Crowell: Congratulations on your recent retirement from PwC as a partner. Talk a bit about career highlights. What’s next?
Strom: My very first resume had “consulting” in the objective statement, but I had no idea what it really meant or would require. I had to first learn the art and science of operations at McDonnell Douglas, then invest in getting my MBA at Stanford. The next two decades were about applying those skills at PRTM Management Consultants, which we grew to 700 people and ultimately sold to PwC in 2011. The journey mirrored the exponential growth of high-tech. It was exciting to help great companies through the high-tech boom, and it took me to exciting places. Memories include riding rickshaws in India, standing on the House Speaker’s balcony, and doing a hook landing on a nuclear aircraft carrier. You got me on the “what next” question… Seriously, Year 1 of this new life chapter is about intentional rest and reflection. I have a heart to give back in ways I could not before, and I’m seeking the Lord’s leading for specifics.
Crowell: You are currently serving as a coach in the Biola Startup Competition. Why do you think this strategic initiative is important, and what business and/or spiritual advice would you give young Christian innovators and entrepreneurs today?

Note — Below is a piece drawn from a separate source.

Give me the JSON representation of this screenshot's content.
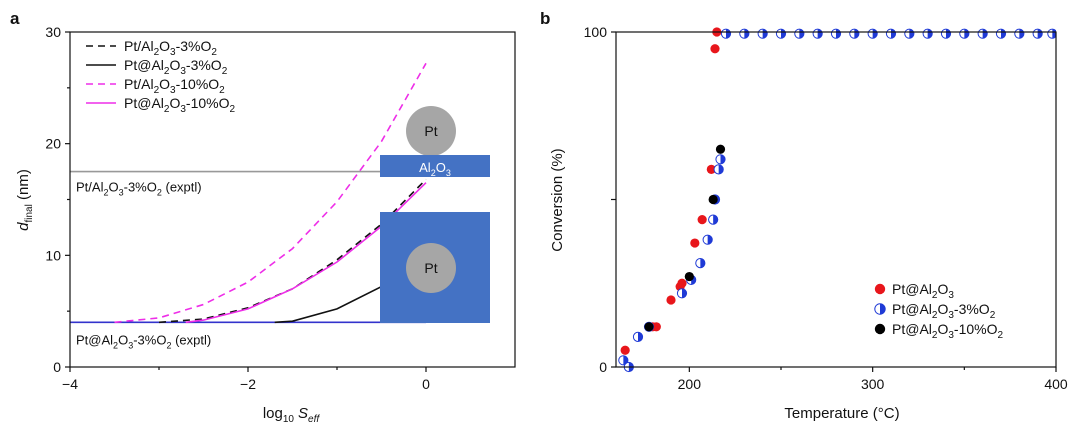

Strom: I love that the Startup Competition is igniting imaginations and helping students see themselves and their career possibilities differently. Regardless of who wins or how the specific ideas pan out, the biggest benefit is getting students to think big and aim high. For advice, invest in understanding leadership and developing these skills—it’s a common thread in all successful organizations. The starting point is being rooted and grounded in who God is (the beginning of wisdom is the fear of the Lord). And the behaviors have been perfectly modeled in the servant leadership of Jesus.
Crowell: How did your education at the Crowell School of Business (B.S. 1984) and your MBA from Stanford University (1990) equip you for a business career? Talk specifically too about the value of a faith-based educational foundation — the idea of doing business as a ministry.
Strom: It’s fair to say that the door to my consulting career was opened by my Stanford MBA, and the door to Stanford was opened by my time at Biola. Henry Warren, former Biola Business Dean, was a mentor and dear friend who helped me aim high, then wrote a pivotal recommendation that made Stanford possible. I would also add that Biola academics prepared me very well for everything at Stanford. Picking up on my previous comments, our faith-based Biola education targets what I believe is the single biggest workplace skill gap, leadership. Good leadership touches hearts and minds on a daily basis. What an awesome ministry opportunity!